何で映画に誘ったのかっていうと、勿論ハル君にあたしを意識してもらおうと思ったから。
この間の公園のベンチで並んで座った時に思ったの。やっぱり少しでもハル君との顔の距離が近づくのが嬉しいって。
だから、映画館でまずその距離を掴む。そして、あわよくば、偶然を装って手を握っちゃったりしたら、ハル君もこっちを意識してくれるかも……。
あたしはそんな、コテコテだけど最高の作戦を決行する事にしたの。
一応、このショッピングモールの映画館でやっている映画に、あたしが見たい恋愛映画、『恋色』こと『恋ってどんな色?』が上映中なのは確認済み。
しかもネットで情報を見たら、五月六日は映画館で特別なイベントがあるって書いてた。内容は秘密らしいけど、もしこれが恋人限定イベントとかだったら、便乗して雰囲気作ったりもできるじゃん?
でも、これだけの事を考えても、ハル君に断られたらそれでおしまい。
神様! どうかハル君がこの誘いを受けてくれますように!
心で強くそう祈っていると、ハル君がこっちを見て口を開いた。
「お前が行きたいっていうなら、別に構わないけど」
「……ほんと?」
「ああ」
「わかった。

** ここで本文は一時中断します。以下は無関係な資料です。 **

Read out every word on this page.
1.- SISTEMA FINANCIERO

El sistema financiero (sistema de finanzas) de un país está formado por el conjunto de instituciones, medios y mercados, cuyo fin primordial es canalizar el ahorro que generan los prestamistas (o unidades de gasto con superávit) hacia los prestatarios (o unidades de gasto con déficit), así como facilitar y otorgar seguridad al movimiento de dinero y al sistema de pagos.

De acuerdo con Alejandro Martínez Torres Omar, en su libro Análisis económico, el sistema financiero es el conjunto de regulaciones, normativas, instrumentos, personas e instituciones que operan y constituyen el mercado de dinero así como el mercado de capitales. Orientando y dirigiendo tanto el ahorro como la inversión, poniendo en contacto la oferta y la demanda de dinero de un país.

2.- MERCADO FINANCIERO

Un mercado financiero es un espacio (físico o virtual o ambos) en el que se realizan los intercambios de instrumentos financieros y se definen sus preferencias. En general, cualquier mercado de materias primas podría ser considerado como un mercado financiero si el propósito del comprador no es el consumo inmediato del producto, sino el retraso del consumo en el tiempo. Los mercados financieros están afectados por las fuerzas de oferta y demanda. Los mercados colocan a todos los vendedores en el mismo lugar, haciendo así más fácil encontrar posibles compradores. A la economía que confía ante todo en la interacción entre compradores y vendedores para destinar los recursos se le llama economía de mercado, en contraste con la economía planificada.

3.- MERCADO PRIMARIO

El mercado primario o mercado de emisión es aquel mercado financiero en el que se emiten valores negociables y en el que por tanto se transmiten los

ありがと」
やったーっ!
その場で飛び跳ね喜びたい気持ちをぐっと抑えて、あたしは笑顔をハル君に向けた。
ありがとう神様! ありがとうハル君!
◆ ◇ ◆
あたしは素敵な格好のハル君とうきうきしながら映画館に向かったんだけど、映画館に着いた瞬間、思わず口をあんぐりとしたまま佇むしかなかった。
いや、だって。だってよ?
何で書き入れ時のゴールデンウィーク中のイベントで、今日だけやっている映画が全部サメ映画なのよ!? だいたい、別に今日なんてサメにちなんだ日じゃないじゃん!
これだけ素敵な服を着てるのに、なんでこんなB級映画を選んだみたいになってるのよ!
「えっと。お前、こういうの好きだったのか?」
あまりに予想外だったのか。ハル君がちょっと怪訝な顔をしたけど、当たり前じゃん。
あたしがサメ映画を見たことも、そういった話をしたこともないし……。
ど、どうしよう……。
この機会を逃したら、一緒に映画なんて観られないかもしれない。
だけど、観られるのはサメ映画。絶対良い雰囲気になんてならないじゃん。
誘ったのはあたし。ここで謝って観るの取りやめちゃってもいいわけ?
頭の中で、ほんの数秒葛藤をしたあたし。
そして出した結果は──。
「う、ううん。でも、たまにはこういうのもいいかなーって。楽しそうだし」
──という、嘘で塗り固められた答えだった。
考え方を変えれば、ハル君と並んで一緒にいられる時間は作れるわけじゃん?
それに、確かにサメ映画って馬鹿にしちゃってるけど、もしかしたら感動的な話の作品だってあるかもしれないし……って、あるの?
『地下道シャーク』に『シャークサイクロン』。『鮫鮫サバイバル』に『時をかけるシャーク』。
……感動要素なんてないでしょ。絶対。
あたしの勘がそう訴えるけど、だからってもう後戻りできない。
「そうか。で、どれを観るんだ?」
「えっと……『時をかけるシャーク』、かな」
多分期待はできないけど、それでも一途の望みを託したのは、このタイトルだった。